The other aspect is as Hofstadter notes, these people detest and fear intellect or any display of intellectual ability. They essentially share the limited notion of 'freedom' described by David M. Potter, in Freedom and its Limitations in American Life, Stanford University Press, 1976, That is, "free and equal" which imples:
"Not being different from other people, but rather on a par with other people; not the right to choose between various modes of life, but the right to enjoy a mode as good as anyone else's" In other words, he'd likely have no problem with me if I didn't write about topics of which he knows little or nothing. Then we'd be "on a par with each other". Because I choose not to go the pedestrian intellectual route, he finds ways to complain or invents complaints, i.e. that I "memorize too much". If only! (In fact, my memory isn’t anything like it used to be!) The other aspect is one I noted several times before, based on a piece written for Skeptic Magazine (Vol. 15, No. 2, 2009) by James Allen Cheyne. Cheyne made reference to a compendium of research showing an inverse correlation between religious belief and intelligence as measured by IQ.
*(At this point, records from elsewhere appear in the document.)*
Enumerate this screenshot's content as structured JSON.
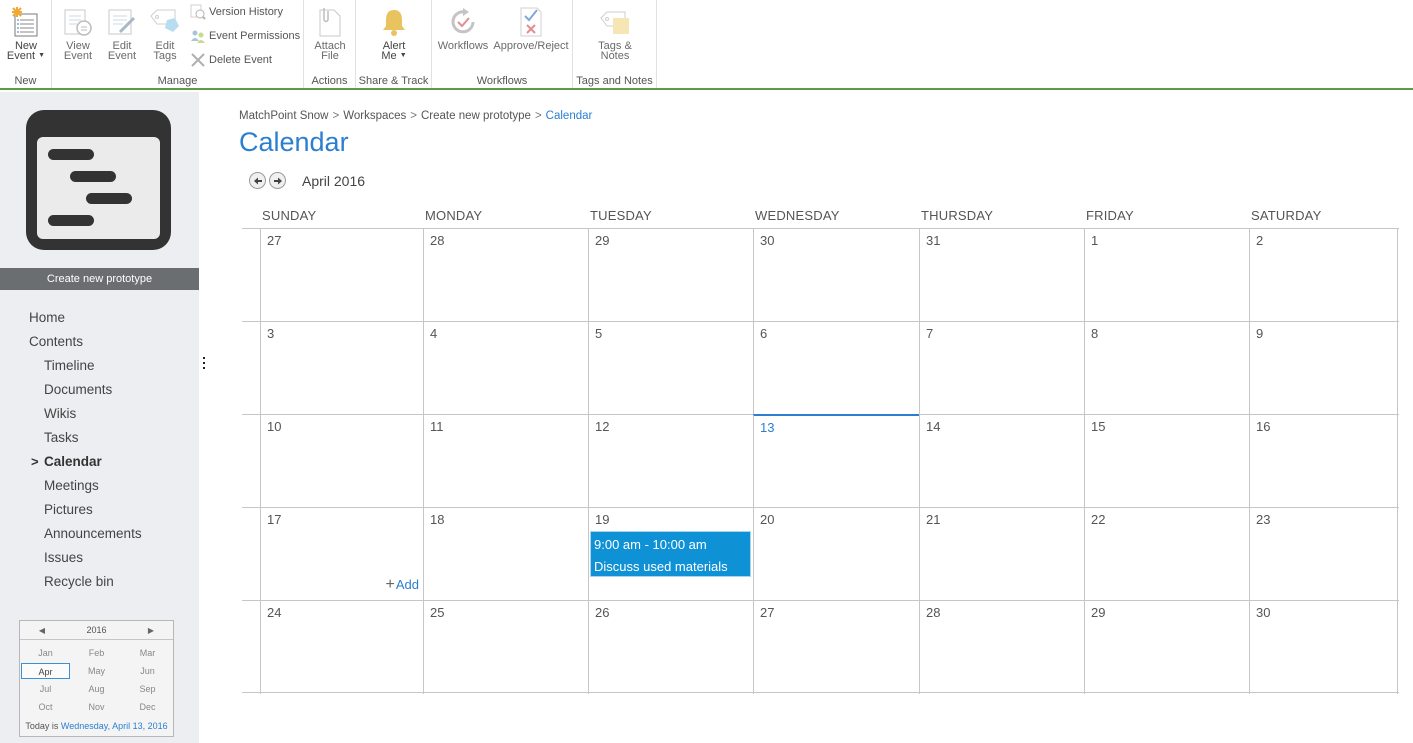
{
  "ribbon": {
    "groups": [
      {
        "label": "New",
        "buttons": [
          {
            "label_line1": "New",
            "label_line2": "Event",
            "icon": "new-event-icon",
            "has_dropdown": true
          }
        ]
      },
      {
        "label": "Manage",
        "buttons": [
          {
            "label_line1": "View",
            "label_line2": "Event",
            "icon": "view-event-icon"
          },
          {
            "label_line1": "Edit",
            "label_line2": "Event",
            "icon": "edit-event-icon"
          },
          {
            "label_line1": "Edit",
            "label_line2": "Tags",
            "icon": "edit-tags-icon"
          }
        ],
        "small_buttons": [
          {
            "label": "Version History",
            "icon": "version-history-icon"
          },
          {
            "label": "Event Permissions",
            "icon": "event-permissions-icon"
          },
          {
            "label": "Delete Event",
            "icon": "delete-icon"
          }
        ]
      },
      {
        "label": "Actions",
        "buttons": [
          {
            "label_line1": "Attach",
            "label_line2": "File",
            "icon": "attach-file-icon"
          }
        ]
      },
      {
        "label": "Share & Track",
        "buttons": [
          {
            "label_line1": "Alert",
            "label_line2": "Me",
            "icon": "bell-icon",
            "has_dropdown": true
          }
        ]
      },
      {
        "label": "Workflows",
        "buttons": [
          {
            "label_line1": "Workflows",
            "label_line2": "",
            "icon": "workflows-icon"
          },
          {
            "label_line1": "Approve/Reject",
            "label_line2": "",
            "icon": "approve-reject-icon"
          }
        ]
      },
      {
        "label": "Tags and Notes",
        "buttons": [
          {
            "label_line1": "Tags &",
            "label_line2": "Notes",
            "icon": "tags-notes-icon"
          }
        ]
      }
    ]
  },
  "sidebar": {
    "site_title": "Create new prototype",
    "nav": [
      {
        "label": "Home",
        "level": 0
      },
      {
        "label": "Contents",
        "level": 0
      },
      {
        "label": "Timeline",
        "level": 1
      },
      {
        "label": "Documents",
        "level": 1
      },
      {
        "label": "Wikis",
        "level": 1
      },
      {
        "label": "Tasks",
        "level": 1
      },
      {
        "label": "Calendar",
        "level": 1,
        "selected": true
      },
      {
        "label": "Meetings",
        "level": 1
      },
      {
        "label": "Pictures",
        "level": 1
      },
      {
        "label": "Announcements",
        "level": 1
      },
      {
        "label": "Issues",
        "level": 1
      },
      {
        "label": "Recycle bin",
        "level": 1
      }
    ],
    "date_picker": {
      "year": "2016",
      "months": [
        "Jan",
        "Feb",
        "Mar",
        "Apr",
        "May",
        "Jun",
        "Jul",
        "Aug",
        "Sep",
        "Oct",
        "Nov",
        "Dec"
      ],
      "selected_month": "Apr",
      "today_prefix": "Today is",
      "today_link": "Wednesday, April 13, 2016"
    }
  },
  "breadcrumb": [
    "MatchPoint Snow",
    "Workspaces",
    "Create new prototype",
    "Calendar"
  ],
  "breadcrumb_separator": ">",
  "page_title": "Calendar",
  "calendar": {
    "month_label": "April 2016",
    "weekdays": [
      "SUNDAY",
      "MONDAY",
      "TUESDAY",
      "WEDNESDAY",
      "THURSDAY",
      "FRIDAY",
      "SATURDAY"
    ],
    "weeks": [
      [
        "27",
        "28",
        "29",
        "30",
        "31",
        "1",
        "2"
      ],
      [
        "3",
        "4",
        "5",
        "6",
        "7",
        "8",
        "9"
      ],
      [
        "10",
        "11",
        "12",
        "13",
        "14",
        "15",
        "16"
      ],
      [
        "17",
        "18",
        "19",
        "20",
        "21",
        "22",
        "23"
      ],
      [
        "24",
        "25",
        "26",
        "27",
        "28",
        "29",
        "30"
      ]
    ],
    "today": {
      "week": 2,
      "day": 3
    },
    "add_link": {
      "week": 3,
      "day": 0,
      "label": "Add"
    },
    "events": [
      {
        "week": 3,
        "day": 2,
        "time": "9:00 am - 10:00 am",
        "title": "Discuss used materials"
      }
    ]
  },
  "colors": {
    "accent": "#2a7fd1",
    "event_bg": "#0f91d6",
    "ribbon_border": "#5b9d46",
    "sidebar_bg": "#eceef2",
    "site_title_bg": "#6b6e70"
  }
}
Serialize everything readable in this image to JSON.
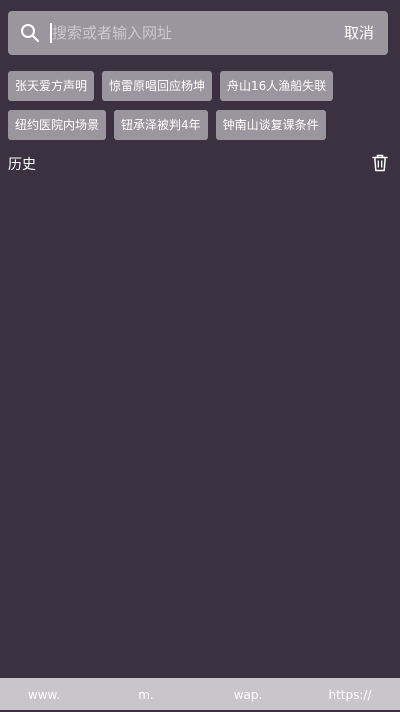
{
  "search": {
    "placeholder": "搜索或者输入网址",
    "cancel_label": "取消"
  },
  "hot_tags": {
    "row1": [
      "张天爱方声明",
      "惊雷原唱回应杨坤",
      "舟山16人渔船失联"
    ],
    "row2": [
      "纽约医院内场景",
      "钮承泽被判4年",
      "钟南山谈复课条件"
    ]
  },
  "history": {
    "title": "历史"
  },
  "url_prefixes": [
    "www.",
    "m.",
    "wap.",
    "https://"
  ],
  "colors": {
    "background": "#3c3141",
    "search_bar": "#9b959e",
    "tag": "#9b959e",
    "bottom_bar": "#c9c6cb"
  },
  "icons": {
    "search": "search-icon",
    "trash": "trash-icon"
  }
}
Correlations between measures of intelligence and reported religious belief are remarkably consistent. Approximately 90% of all the studies ever conducted have reported that .....as intelligence (as measured by IQ) goes up, religious belief goes down
In more depth, Cheyne makes reference to a particular type of thought he calls ACH thinking - or abstract, categorical and hypothetical - which appears to be mostly missing from believers' and which figures prominently on many IQ tests (such as the Raven's and Wechsler Similarities tests). Such tests feature many questions which construct an abstract hypothetical from a particular category, then ask the person to predict the consequences, if any.
For example, some ACH -type questions might be:
1) If Venus and Earth were to exchange orbits, what would happen as a consequence to each planet to change its environment from the current conditions?
2) If a hollow equilateral pyramid were to be able to "opened" up and spread out in two dimensions, how would it appear?
3) If the gravity on Earth were suddenly decreased by half, how would this affect energy costs in two named modes of transportation?
If Mike lacks such thinking ability, and there is reason to believe he does, then he’d naturally believe that everyone else would lack it too. Hence, his penchant for asserting without a scintilla of evidence that I “memorize” everything, or am "unoriginal" - clearly since he is unable to be original. (Again, also another instance of Potter's 'free to be intellectually equal - but not superior' - syndrome, which is typically American.)
His comments to do with “voodoo formulas” in math also need to be taken with a grain of salt given this is a guy that never got beyond Algebra I. Even then, I don’t believe he got higher than a D. So clearly, if he sees any kind of equation with more than an 'x' in it he’d simply write it off as ‘voodoo” or as the useless product of some pointy-headed “nerd”- trying to fool him.
I believe personally that if Mike invested as much time in reading other works, including science (and maybe some math) as opposed to burying his head in his good book (which doesn’t seem to do him much good) he’d be able to see no one has to memorize anything - merely display a wider curiosity about the world and the desire to learn!